Financier dads bonded with their little ones yesterday at the New York Public Library family benefit, which offered ocean adventures on a weekend day that some investment banks have recently urged employees to take off.

“Dads don’t have as many opportunities,” Slava Leykind said of the preponderance of fathers at play during the event. The director at Sawaya Segalas & Co. picked up the stuffed pink mobile phone his daughter Charlotte had dropped. “She makes a lot of calls.”

A similar scene played out Saturday at the New-York Historical Society family benefit, as dads joined their children to stitch up a Union soldier’s leg, mint currency with the help of Alexander Hamilton, and make uniforms for the players in the first baseball game ever.

“It’s unique for kids to be able to come and see, feel and touch history,” said Frank Chiodi of Cornerstone Macro. His younger daughter wore a sash she’d made in an area devoted to the suffragettes. “Did Papa ever boss you around?” she asked her mom, Maria Chiodi, a derivatives lawyer.

Tina Fey

Moms were on hand to answer the tough questions. Did learning about history make Tina Fey a better comedian?

“Learning about anything makes you a better comedian,” Fey replied, before playing with blocks with her daughter in the DiMenna Children’s History Museum at the Historical Society. Hedge-fund manager Joseph DiMenna of Zweig-DiMenna Associates LLC and his wife, Diana, gave the naming gift for the museum and were the primary hosts.

Both events drew more than 500 guests each.

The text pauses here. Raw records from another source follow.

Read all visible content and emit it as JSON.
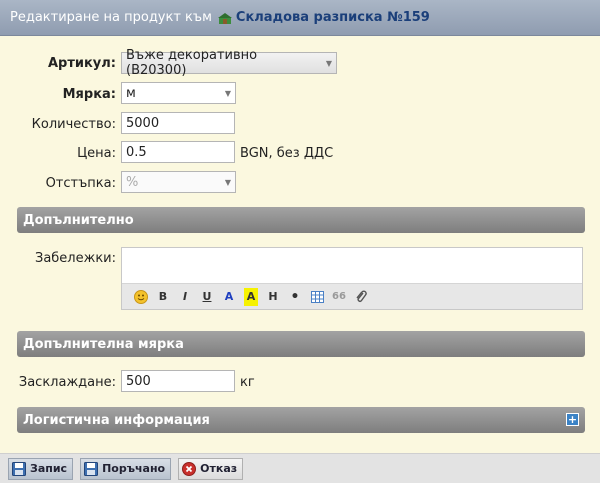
{
  "window": {
    "title_prefix": "Редактиране на продукт към",
    "document_link": "Складова разписка №159"
  },
  "form": {
    "article": {
      "label": "Артикул:",
      "value": "Въже декоративно (B20300)"
    },
    "unit": {
      "label": "Мярка:",
      "value": "м"
    },
    "quantity": {
      "label": "Количество:",
      "value": "5000"
    },
    "price": {
      "label": "Цена:",
      "value": "0.5",
      "suffix": "BGN, без ДДС"
    },
    "discount": {
      "label": "Отстъпка:",
      "placeholder": "%"
    }
  },
  "sections": {
    "additional": {
      "title": "Допълнително"
    },
    "notes": {
      "label": "Забележки:",
      "value": ""
    },
    "extra_unit": {
      "title": "Допълнителна мярка"
    },
    "packing": {
      "label": "Засклаждане:",
      "value": "500",
      "suffix": "кг"
    },
    "logistics": {
      "title": "Логистична информация",
      "expand_icon": "+"
    }
  },
  "editor_toolbar": {
    "bold": "B",
    "italic": "I",
    "underline": "U",
    "color": "A",
    "highlight": "A",
    "heading": "H",
    "bullet": "•",
    "quote": "66"
  },
  "footer": {
    "save": "Запис",
    "ordered": "Поръчано",
    "cancel": "Отказ"
  },
  "colors": {
    "background": "#fbf8df",
    "section_header": "#8f8f8f",
    "title_link": "#1b3f7a",
    "expand_icon": "#3b83c6",
    "cancel_icon": "#c9302c"
  }
}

The New-York Historical Society raised almost $250,000, offering children’s tickets at $75 and adult tickets at $150. The New York Public Library raised $267,000, with children’s tickets priced at $100 and adults at $150.

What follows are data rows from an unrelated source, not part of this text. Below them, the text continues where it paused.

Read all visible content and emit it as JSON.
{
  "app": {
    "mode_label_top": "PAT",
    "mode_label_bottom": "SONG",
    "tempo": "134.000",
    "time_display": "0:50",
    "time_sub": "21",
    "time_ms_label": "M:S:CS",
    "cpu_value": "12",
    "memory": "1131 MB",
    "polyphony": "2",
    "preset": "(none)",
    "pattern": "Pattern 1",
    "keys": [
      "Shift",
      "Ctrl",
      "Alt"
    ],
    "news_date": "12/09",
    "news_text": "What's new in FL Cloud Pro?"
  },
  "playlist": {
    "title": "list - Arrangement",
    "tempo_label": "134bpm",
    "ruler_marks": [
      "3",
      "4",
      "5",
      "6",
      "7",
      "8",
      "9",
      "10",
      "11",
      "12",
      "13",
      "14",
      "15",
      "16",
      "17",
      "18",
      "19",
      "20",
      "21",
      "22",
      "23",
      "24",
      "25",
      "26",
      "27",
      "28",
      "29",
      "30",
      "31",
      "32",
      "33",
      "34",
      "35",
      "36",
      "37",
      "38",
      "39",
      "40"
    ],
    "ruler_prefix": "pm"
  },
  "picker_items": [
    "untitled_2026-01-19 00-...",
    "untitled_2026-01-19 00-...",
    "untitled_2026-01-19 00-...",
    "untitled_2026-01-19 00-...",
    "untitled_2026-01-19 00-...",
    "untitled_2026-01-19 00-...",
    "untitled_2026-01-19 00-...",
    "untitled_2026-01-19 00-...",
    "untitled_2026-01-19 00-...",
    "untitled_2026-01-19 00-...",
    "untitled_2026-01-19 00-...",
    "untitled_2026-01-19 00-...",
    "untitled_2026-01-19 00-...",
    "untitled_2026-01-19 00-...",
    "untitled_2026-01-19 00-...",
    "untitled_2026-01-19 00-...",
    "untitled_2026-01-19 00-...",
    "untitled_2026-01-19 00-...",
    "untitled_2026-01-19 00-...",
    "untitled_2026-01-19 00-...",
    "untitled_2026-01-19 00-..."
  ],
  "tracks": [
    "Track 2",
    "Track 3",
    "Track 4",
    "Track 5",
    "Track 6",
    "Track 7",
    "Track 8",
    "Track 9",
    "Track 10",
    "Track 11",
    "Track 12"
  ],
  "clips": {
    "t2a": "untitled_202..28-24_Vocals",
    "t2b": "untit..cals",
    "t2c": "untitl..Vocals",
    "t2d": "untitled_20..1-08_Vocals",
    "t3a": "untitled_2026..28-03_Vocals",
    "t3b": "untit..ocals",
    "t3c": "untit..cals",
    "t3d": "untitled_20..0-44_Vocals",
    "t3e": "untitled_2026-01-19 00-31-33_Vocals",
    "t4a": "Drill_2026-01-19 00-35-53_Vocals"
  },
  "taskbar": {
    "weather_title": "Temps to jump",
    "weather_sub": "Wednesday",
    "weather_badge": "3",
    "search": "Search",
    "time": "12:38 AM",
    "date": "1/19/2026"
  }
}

“Some parties are so boring, so fancy schmancy,” said Emma Nikov, 9, who attended the Historical Society benefit with her dad, Svetoslav Nikov of Cyrus Capital Partners LP. “I like this party because there are lots of activities.”

Sugar Police

Perhaps that’s why the men liked these parties too: there was plenty for grownups to do, from discussing the colors in a Van Gogh to making submarines out of plastic bottles to watching a Civil War doctor remove bullets from bloodied legs in the hospital tent.

Dads also served as stylists (“Let me see your teeth, you’re a shark,” said attorney Michael Beys before taking a photo), donned Gilded Age garb to pose for family portraits, and monitored sugar intake.

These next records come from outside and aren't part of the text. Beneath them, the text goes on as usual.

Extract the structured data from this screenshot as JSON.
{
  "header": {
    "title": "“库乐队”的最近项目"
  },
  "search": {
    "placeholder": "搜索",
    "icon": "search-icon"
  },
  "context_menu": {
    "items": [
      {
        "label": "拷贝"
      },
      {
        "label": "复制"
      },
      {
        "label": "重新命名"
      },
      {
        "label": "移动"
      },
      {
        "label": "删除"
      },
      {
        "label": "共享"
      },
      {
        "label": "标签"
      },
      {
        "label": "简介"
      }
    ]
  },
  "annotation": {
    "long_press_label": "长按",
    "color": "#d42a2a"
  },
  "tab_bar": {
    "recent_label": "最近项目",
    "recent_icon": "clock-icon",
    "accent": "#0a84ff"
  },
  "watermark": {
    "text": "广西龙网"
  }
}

“We had a deal, only two,” said Jonathan Eilian, formerly of Starwood Capital, warning his daughter not to take a third nautical-themed, graham-cracker-and-Goldfish-encrusted marshmallow pop at the library party.

The next big family benefit is the Metropolitan Museum of Art’s Stone by Stone party, which has an architecture theme and will offer a 3D printing demonstration and lessons on the construction of stained glass and castles. Adult tickets are $175, children’s are $85.

“It is more of a mommy scene,” said Julie Macklowe, chief executive officer of Vbeaute and a member of the benefit committee. It’s scheduled for Thursday, Jan. 30 from 5:30 p.m. to 8 p.m.